Appearance
Inference API
Use Inference API when you want programmatic access to RemoteGPU models without operating Kubernetes directly.
This product path is designed for developers, application teams, and integrators who want HTTP-based model access with API keys.
Choose this path when
Inference API is the right path for teams that want:
- HTTP access from your application, backend, script, or automation
- direct control over prompts, model selection, and request parameters
- model execution without operating namespace-scoped Kubernetes workloads
How this product path works
Inference API uses HTTP requests authenticated with an API key. RemoteGPU serves the model and executes the request, so your application does not need to operate Kubernetes workloads directly.
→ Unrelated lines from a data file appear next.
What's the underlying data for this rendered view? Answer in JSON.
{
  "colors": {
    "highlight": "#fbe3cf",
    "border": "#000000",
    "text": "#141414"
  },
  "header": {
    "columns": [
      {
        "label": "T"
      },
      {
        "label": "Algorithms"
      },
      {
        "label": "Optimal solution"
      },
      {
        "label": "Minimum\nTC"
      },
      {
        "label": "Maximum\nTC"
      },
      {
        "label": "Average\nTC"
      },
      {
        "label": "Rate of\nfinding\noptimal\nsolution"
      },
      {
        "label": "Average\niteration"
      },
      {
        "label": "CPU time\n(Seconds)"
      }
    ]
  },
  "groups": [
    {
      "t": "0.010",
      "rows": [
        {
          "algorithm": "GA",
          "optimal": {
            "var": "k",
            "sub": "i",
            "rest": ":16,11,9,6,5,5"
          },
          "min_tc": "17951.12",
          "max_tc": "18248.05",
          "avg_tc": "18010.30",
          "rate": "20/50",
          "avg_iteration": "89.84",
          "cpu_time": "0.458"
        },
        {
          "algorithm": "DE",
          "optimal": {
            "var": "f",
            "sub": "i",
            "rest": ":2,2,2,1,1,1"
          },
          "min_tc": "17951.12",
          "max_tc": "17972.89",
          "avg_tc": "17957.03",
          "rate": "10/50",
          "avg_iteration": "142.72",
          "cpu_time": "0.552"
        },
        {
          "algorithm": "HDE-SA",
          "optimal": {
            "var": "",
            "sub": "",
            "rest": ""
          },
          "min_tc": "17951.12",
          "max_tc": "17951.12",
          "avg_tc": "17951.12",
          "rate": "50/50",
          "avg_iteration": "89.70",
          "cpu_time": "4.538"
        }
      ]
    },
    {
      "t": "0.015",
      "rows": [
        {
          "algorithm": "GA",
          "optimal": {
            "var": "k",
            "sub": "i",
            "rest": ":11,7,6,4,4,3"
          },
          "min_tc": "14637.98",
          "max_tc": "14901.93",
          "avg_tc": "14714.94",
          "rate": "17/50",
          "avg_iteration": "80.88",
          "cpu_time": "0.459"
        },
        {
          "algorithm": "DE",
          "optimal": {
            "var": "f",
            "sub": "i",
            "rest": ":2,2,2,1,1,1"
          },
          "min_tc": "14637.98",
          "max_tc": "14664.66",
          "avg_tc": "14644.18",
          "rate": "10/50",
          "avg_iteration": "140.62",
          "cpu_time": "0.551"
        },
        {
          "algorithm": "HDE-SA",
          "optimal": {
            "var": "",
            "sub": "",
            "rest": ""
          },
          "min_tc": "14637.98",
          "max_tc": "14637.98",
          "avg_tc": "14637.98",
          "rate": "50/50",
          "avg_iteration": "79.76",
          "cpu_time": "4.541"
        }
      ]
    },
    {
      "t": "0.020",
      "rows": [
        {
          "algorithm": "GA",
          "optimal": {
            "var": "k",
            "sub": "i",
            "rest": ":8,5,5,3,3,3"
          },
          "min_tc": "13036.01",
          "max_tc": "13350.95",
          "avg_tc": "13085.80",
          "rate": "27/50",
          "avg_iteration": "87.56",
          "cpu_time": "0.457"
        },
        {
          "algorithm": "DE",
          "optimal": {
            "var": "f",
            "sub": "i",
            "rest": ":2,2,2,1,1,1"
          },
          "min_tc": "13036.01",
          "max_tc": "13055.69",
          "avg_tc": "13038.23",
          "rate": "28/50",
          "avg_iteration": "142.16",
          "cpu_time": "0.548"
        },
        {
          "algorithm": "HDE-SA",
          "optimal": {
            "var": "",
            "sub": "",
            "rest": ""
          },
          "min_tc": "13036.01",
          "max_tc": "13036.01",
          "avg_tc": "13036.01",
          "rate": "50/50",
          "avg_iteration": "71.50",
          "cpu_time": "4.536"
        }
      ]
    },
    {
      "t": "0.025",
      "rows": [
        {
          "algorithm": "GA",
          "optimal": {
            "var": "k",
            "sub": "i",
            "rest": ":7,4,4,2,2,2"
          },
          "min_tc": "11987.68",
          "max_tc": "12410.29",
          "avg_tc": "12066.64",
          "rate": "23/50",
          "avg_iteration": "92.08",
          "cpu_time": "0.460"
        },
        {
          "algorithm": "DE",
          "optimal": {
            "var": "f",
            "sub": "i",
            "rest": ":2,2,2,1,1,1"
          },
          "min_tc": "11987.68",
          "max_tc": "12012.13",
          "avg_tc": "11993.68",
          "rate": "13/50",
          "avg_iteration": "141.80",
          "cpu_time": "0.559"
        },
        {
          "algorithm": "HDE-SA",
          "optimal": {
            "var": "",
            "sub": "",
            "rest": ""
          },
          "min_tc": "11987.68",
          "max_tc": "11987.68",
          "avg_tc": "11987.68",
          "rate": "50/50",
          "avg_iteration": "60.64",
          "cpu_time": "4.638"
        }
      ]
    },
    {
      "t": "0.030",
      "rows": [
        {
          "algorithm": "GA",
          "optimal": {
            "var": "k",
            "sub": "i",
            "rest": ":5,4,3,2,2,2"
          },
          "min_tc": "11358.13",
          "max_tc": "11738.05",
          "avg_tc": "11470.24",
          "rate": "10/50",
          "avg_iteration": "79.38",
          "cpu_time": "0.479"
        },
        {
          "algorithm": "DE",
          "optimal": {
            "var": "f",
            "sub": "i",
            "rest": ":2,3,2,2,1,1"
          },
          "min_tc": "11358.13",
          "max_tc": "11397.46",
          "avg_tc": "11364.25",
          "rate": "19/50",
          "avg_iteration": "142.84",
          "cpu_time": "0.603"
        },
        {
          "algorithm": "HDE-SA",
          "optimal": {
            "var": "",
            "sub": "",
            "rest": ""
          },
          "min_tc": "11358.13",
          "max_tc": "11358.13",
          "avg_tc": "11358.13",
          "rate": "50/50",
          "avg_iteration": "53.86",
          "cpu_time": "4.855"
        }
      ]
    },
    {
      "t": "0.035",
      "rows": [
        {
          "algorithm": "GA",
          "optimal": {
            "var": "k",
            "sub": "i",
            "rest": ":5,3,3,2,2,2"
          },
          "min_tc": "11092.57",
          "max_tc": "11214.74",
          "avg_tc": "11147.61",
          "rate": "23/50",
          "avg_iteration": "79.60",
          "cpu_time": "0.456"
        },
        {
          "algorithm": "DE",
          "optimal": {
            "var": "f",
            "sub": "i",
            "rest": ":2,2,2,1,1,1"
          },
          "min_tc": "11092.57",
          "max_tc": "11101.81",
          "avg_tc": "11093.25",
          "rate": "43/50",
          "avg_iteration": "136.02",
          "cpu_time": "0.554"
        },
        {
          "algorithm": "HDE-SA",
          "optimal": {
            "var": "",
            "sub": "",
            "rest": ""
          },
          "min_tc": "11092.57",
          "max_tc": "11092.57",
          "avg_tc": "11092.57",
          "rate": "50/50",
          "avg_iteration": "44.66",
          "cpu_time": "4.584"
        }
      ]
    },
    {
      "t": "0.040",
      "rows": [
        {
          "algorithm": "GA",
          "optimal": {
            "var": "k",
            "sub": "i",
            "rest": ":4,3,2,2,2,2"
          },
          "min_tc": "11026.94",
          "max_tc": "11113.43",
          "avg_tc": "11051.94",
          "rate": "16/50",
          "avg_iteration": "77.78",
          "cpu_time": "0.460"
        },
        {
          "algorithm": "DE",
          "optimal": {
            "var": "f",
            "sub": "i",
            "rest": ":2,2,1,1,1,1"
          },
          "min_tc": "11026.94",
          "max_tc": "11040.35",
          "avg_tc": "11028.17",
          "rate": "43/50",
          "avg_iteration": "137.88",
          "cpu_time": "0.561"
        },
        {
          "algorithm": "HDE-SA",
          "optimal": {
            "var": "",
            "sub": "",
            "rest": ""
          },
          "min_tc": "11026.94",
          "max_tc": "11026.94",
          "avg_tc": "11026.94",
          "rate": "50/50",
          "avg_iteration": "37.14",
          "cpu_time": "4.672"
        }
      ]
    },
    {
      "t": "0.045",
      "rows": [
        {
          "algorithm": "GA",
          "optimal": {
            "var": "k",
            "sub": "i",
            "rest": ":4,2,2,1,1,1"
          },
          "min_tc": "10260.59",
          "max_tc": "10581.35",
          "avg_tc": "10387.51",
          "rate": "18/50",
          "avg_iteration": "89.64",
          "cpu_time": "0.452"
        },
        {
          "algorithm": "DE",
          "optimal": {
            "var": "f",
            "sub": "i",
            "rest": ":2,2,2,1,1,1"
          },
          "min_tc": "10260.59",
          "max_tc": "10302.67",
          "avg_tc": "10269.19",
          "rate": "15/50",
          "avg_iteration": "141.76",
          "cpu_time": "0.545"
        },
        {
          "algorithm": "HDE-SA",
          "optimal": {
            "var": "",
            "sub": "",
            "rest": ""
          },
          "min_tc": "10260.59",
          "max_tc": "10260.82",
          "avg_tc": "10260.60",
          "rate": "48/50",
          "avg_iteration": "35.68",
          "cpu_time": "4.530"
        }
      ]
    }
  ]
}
Use the console for visibility and examples, then call the API from your application, backend, script, or automation.
Available API guides
- Text: send OpenAI-compatible chat-completion requests and receive synchronous
chat.completionresponses - Image: send image-generation requests and poll job status
The text API uses OpenAI-compatible request paths and Bearer authentication, then returns a synchronous chat.completion response. See Text for request examples.
The image API uses a fixed size preset matrix through the size request field rather than arbitrary top-level width / height pairs. See Image for supported presets and examples.
How this differs from the other product paths
Inference API is the direct HTTP product path. Your team manages requests, prompts, model selection, and keys.
Use Application when you want a guided hosted workflow from the console.
Use Kubernetes when your team wants to manage native workloads, networking, and storage resources in a namespace.